北澤康吉/ロジャース流カウンセラー

 「リストカット」、この呼び名が定着してしまいました。手首を切る、腕や身体のあちこちへ傷をつける。苦しいぎりぎりのところで諸君はこういった行為に及ぶことがあります。手首を切って自殺する。このことはずっと昔からありました。その点、「リストカット」は新しい言葉です。昔からあった「手首を切る」とはどこかがはっきり違います。

手首を切ったら、身体に傷をつけたら、「かえって落ち着いた」「ああ、自分にも温かい血が流れていたんだ」「何だか分らないけれど、ホッとした」と諸君は言います。
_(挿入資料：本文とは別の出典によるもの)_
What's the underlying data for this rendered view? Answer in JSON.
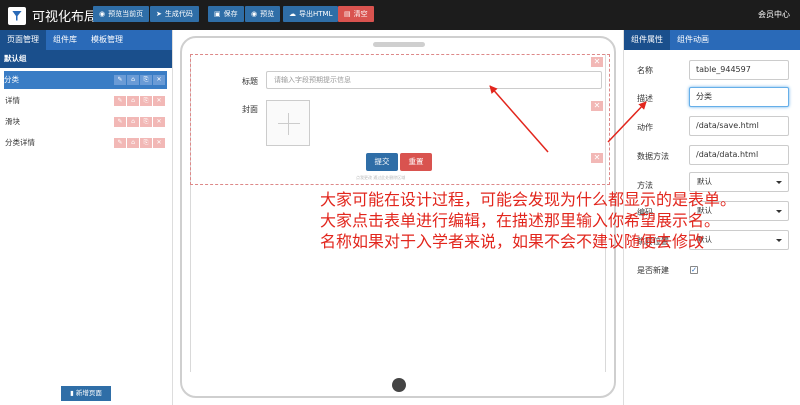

もちろん、けっしていい加減な行為ではありません。苦しいぎりぎりのところで起こした行為です。

しかし、本当は「生きたい、生きたい」と切実に願うことの裏返しの行為のように僕には思えます。祈るような思いもこめて、「自傷行為をする人は死から遠いところにいる人だ」と思っております。「切実に生きたいと願っている人たちだ」と思っております。

家族はびっくりします。とりわけ最初は動顛(どうてん)します。しかし、いたずらに大騒ぎをしないことです。泣きの涙で説教・懇願をしないことです。かえって諸君を戸惑わせます。何か大きく違うのです。ズレているのです。取り乱さずに、どんな気持ちだったか、どんな思いだったか、しみじみと耳を傾けてみましょう。親子ともどもその行為の底に流れているものを辿(たど)ってみましょう。
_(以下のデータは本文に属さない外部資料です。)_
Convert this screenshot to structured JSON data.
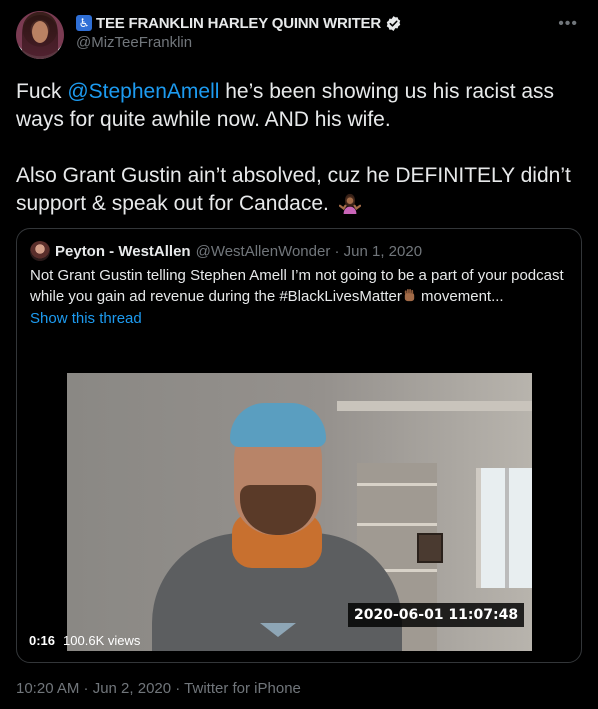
{
  "author": {
    "display_name": "TEE FRANKLIN HARLEY QUINN WRITER",
    "name_prefix_icon": "wheelchair-icon",
    "verified": true,
    "handle": "@MizTeeFranklin"
  },
  "tweet": {
    "text_part1": "Fuck ",
    "mention": "@StephenAmell",
    "text_part2": " he’s been showing us his racist ass ways for quite awhile now. AND his wife.",
    "text_para2": "Also Grant Gustin ain’t absolved, cuz he DEFINITELY didn’t support & speak out for Candace.",
    "emoji": "woman-shrugging-icon"
  },
  "quote": {
    "name": "Peyton - WestAllen",
    "handle_date": "@WestAllenWonder · Jun 1, 2020",
    "text_part1": "Not Grant Gustin telling Stephen Amell I’m not going to be a part of your podcast while you gain ad revenue during the #BlackLivesMatter",
    "text_part2": " movement...",
    "show_thread": "Show this thread",
    "video": {
      "overlay_timestamp": "2020-06-01  11:07:48",
      "duration": "0:16",
      "views": "100.6K views"
    }
  },
  "footer": {
    "meta": "10:20 AM · Jun 2, 2020 · Twitter for iPhone"
  },
  "colors": {
    "background": "#000000",
    "text": "#e7e9ea",
    "muted": "#71767b",
    "link": "#1d9bf0",
    "border": "#333639"
  }
}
表の自分はあるいは「死」のことも考えたかも知れません。しかし、その後ろにある自分は、より奥にある「いのち」と直結した自分は、「生きる」ということに意外にしっかりと根を下ろしてくれています。

 自傷行為は「いのち」の反応です。我が子の苦しみは苦しみとしてしっかり受け止めながらも、その後ろにある「大きないのち」に手を合わせ、それに親子ともどもゆだねる姿勢こそ大事だと思います。